В круглосуточном кафе и на заправке обслуживающего персонала было вполовину меньше, чем в дневные часы. Зона, где находились туалеты и душ, была чистой и хорошо освещенной. Ситра быстро направилась в ту сторону. Ночь была холодной, но в ее мантию были встроены обогревающие элементы, и в тяжелом пальто необходимости не было.
За ней никто не следил – по крайней мере, из людей. Конечно, она не могла отогнать от себя мысль, что на всем пути от машины до туалетов за ней наблюдают камеры «Гипероблака», возвышающиеся на столбах. «Гипероблако» не сидело рядом с ней в машине, но знать, где находится Жнец Анастасия и куда она направляется, было в его компетенции. Не исключено, что «Гипероблаку» были ведомы и ее намерения.
В кабинке туалета Ситра сбросила с себя мантию, тунику и легинсы, сделанные специально для нее у особого портного, и надела обычную уличную одежду, которую до этого момента прятала в складках мантии. От этого переодевания ей следалось слегка не по себе. Особым предметом гордости для жнецов было то, что они никогда не носили ничего, кроме своих мантий.
– Каждое мгновение нашей жизни отдано служению нашему делу, – говорила ей Мари. – И мы не имеем права забывать это, как бы нам ни хотелось. И наше одеяние есть свидетельство нашего призвания.
В тот день, когда Ситра приняла посвящение, Жнец Кюри объявила ей, что Ситры Терранова больше не существует.
– Ты – Жнец Анастасия, и таковой будешь пребывать до того самого момента, когда пожелаешь оставить Землю.
И Анастасия желала, чтобы это было именно так… Но иногда ей нужно было побыть просто Ситрой.
Прихватив под мышкой свернутую Анастасию, она вышла из кабинки туалета. Жнец Анастасия превратилась в Ситру, сильную и своевольную, но уже неспособную рекламировать автомобильный бизнес. В девушку, ничем особенно не приметную. Но не для «Гипероблака», которое проводило ее к ждущей на обочине машине.
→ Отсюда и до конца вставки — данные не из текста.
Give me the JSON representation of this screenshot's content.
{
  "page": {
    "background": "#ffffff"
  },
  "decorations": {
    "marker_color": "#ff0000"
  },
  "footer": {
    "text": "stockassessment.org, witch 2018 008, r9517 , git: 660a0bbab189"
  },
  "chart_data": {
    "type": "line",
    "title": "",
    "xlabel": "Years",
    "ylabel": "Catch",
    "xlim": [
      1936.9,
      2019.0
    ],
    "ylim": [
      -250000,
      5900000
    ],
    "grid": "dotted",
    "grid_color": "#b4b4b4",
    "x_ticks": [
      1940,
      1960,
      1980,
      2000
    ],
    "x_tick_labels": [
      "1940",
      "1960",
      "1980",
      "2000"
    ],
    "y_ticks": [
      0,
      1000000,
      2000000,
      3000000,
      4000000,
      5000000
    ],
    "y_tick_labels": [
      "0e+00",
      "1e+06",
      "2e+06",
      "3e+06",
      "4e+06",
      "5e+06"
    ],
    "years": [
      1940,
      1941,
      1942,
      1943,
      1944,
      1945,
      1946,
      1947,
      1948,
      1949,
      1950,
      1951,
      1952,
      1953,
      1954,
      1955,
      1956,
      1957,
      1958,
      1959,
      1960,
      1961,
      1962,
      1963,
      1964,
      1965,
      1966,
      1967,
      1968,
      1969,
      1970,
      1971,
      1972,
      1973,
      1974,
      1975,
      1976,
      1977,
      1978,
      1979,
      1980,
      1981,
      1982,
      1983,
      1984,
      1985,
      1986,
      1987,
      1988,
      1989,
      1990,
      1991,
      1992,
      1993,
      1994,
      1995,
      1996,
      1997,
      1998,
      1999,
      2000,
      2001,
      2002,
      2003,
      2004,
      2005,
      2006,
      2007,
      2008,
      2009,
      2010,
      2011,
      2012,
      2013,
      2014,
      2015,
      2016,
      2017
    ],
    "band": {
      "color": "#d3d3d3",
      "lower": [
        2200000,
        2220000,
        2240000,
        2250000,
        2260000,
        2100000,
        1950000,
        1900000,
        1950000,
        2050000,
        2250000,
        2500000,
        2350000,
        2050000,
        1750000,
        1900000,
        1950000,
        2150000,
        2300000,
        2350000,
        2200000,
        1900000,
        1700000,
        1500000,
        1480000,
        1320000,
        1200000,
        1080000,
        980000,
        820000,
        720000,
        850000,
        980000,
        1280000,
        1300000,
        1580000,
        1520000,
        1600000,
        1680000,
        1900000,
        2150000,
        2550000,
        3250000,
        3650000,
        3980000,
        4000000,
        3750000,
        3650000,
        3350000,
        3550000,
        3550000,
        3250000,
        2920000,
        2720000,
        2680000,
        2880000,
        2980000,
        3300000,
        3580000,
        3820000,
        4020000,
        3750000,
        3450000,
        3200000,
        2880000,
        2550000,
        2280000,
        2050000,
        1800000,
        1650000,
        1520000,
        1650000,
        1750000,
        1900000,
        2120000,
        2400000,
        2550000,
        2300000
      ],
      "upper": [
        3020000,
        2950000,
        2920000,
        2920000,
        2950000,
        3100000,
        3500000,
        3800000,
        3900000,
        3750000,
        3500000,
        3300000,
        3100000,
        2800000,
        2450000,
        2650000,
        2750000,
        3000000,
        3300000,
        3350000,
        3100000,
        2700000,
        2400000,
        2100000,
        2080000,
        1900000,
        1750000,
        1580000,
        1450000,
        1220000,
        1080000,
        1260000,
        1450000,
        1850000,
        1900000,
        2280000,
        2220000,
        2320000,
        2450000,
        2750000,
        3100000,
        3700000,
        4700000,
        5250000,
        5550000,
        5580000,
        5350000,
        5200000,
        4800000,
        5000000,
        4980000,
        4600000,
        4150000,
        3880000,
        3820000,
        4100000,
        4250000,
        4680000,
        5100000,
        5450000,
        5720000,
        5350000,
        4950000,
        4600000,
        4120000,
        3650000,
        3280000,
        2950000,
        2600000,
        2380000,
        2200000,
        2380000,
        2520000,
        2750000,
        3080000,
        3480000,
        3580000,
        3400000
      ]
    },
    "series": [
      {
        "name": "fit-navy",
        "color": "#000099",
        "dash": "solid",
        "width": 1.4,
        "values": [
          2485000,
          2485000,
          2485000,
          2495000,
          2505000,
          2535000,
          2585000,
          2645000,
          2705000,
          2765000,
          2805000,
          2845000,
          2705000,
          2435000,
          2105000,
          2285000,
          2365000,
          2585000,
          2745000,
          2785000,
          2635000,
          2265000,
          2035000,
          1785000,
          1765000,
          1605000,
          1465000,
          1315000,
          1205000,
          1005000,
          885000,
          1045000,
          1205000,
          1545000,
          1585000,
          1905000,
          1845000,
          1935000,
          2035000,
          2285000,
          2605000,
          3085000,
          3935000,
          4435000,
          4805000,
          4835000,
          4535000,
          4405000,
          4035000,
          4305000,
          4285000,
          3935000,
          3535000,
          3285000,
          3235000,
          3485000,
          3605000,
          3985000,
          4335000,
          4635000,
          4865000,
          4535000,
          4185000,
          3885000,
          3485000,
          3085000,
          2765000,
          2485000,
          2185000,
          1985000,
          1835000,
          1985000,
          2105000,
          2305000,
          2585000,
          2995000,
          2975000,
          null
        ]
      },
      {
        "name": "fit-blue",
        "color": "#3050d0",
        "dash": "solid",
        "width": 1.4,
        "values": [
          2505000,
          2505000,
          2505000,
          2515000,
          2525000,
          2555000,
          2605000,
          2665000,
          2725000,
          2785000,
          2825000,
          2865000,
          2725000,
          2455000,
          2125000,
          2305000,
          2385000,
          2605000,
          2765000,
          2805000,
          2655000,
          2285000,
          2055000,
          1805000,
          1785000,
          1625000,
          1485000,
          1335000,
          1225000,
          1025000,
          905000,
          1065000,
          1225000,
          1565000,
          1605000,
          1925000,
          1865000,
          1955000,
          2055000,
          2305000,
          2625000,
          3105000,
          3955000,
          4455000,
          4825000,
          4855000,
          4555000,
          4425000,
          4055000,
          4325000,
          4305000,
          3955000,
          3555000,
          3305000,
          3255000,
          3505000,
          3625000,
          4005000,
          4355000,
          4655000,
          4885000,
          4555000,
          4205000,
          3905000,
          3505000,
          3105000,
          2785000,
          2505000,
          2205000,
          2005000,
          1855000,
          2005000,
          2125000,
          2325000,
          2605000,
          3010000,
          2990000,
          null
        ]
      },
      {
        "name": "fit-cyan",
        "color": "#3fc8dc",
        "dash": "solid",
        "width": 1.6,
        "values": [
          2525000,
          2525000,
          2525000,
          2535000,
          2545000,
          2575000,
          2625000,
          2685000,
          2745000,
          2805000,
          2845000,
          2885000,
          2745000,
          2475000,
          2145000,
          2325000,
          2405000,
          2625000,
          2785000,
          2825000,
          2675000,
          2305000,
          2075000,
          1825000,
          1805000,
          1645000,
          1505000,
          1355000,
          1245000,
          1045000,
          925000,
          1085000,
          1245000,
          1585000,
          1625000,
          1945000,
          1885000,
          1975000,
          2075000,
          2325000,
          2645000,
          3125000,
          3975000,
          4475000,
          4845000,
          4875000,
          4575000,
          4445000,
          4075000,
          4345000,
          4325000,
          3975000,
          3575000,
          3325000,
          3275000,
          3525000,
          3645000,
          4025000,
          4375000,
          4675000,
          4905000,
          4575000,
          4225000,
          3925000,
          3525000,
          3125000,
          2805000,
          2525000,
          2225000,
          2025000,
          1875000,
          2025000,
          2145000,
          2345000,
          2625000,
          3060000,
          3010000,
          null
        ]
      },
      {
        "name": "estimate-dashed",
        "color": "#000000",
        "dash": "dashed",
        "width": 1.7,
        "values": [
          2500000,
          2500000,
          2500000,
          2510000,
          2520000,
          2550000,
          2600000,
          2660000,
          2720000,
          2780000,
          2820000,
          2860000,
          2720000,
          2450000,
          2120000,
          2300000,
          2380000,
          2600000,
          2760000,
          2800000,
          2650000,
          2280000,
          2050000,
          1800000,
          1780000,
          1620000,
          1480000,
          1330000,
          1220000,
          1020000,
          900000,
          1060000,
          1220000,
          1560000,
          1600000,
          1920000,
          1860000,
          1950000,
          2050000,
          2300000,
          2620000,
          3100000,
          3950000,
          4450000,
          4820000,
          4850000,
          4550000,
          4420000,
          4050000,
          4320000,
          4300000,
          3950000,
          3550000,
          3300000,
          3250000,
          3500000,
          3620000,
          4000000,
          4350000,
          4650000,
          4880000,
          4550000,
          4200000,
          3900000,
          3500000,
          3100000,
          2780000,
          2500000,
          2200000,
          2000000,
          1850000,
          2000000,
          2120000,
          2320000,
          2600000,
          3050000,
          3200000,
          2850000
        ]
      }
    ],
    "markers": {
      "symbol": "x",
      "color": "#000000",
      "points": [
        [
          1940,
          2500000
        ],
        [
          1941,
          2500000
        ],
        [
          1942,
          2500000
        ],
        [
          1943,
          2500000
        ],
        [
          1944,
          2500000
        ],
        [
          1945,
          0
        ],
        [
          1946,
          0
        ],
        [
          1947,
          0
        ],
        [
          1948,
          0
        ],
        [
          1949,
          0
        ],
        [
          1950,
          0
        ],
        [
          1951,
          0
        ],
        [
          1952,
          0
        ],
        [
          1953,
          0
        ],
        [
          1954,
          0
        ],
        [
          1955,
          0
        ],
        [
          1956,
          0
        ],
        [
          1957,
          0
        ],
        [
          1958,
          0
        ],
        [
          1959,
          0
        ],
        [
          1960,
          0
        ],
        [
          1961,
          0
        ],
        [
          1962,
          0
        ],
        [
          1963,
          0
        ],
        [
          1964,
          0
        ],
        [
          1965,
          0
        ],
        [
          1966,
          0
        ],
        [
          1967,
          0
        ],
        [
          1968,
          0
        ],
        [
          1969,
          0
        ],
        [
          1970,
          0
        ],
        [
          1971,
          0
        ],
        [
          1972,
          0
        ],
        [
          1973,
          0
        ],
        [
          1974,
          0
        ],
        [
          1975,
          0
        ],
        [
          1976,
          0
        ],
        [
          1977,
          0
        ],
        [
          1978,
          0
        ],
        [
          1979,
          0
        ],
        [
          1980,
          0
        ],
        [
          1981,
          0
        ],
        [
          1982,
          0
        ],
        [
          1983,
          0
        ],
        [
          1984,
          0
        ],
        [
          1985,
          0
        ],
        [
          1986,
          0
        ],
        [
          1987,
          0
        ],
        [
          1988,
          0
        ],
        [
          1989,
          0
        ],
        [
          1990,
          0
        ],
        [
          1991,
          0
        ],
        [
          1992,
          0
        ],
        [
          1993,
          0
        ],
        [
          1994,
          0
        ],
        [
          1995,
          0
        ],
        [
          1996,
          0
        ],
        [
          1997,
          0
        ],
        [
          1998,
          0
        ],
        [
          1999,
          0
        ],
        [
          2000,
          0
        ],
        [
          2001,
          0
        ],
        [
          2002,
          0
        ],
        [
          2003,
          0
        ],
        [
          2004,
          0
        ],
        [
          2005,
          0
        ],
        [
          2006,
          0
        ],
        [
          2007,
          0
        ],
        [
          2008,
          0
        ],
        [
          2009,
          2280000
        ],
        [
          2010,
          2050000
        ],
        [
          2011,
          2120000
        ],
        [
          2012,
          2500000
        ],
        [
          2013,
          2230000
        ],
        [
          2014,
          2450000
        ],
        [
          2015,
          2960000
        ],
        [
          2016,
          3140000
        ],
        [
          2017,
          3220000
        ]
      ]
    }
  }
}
В самом сердце Питтсбурга располагался огромный Мемориал Смерти – в том самом месте, где родился Жнец Прометей, ставший первым Верховным Лезвием.
Здесь по обширному парку площадью в пять акров были разбросаны куски черного вулканического стекла – фрагменты нарочно разбитого обелиска. Вокруг этих обломков стояли мраморные статуи Основателей, размерами чуть больше человеческого роста, и белый мрамор их фигур резко контрастировал с бездонной чернотой вулканического стекла.
Это был мемориал, призванный покончить с мемориалами как таковыми, мемориал, посвященный смерти.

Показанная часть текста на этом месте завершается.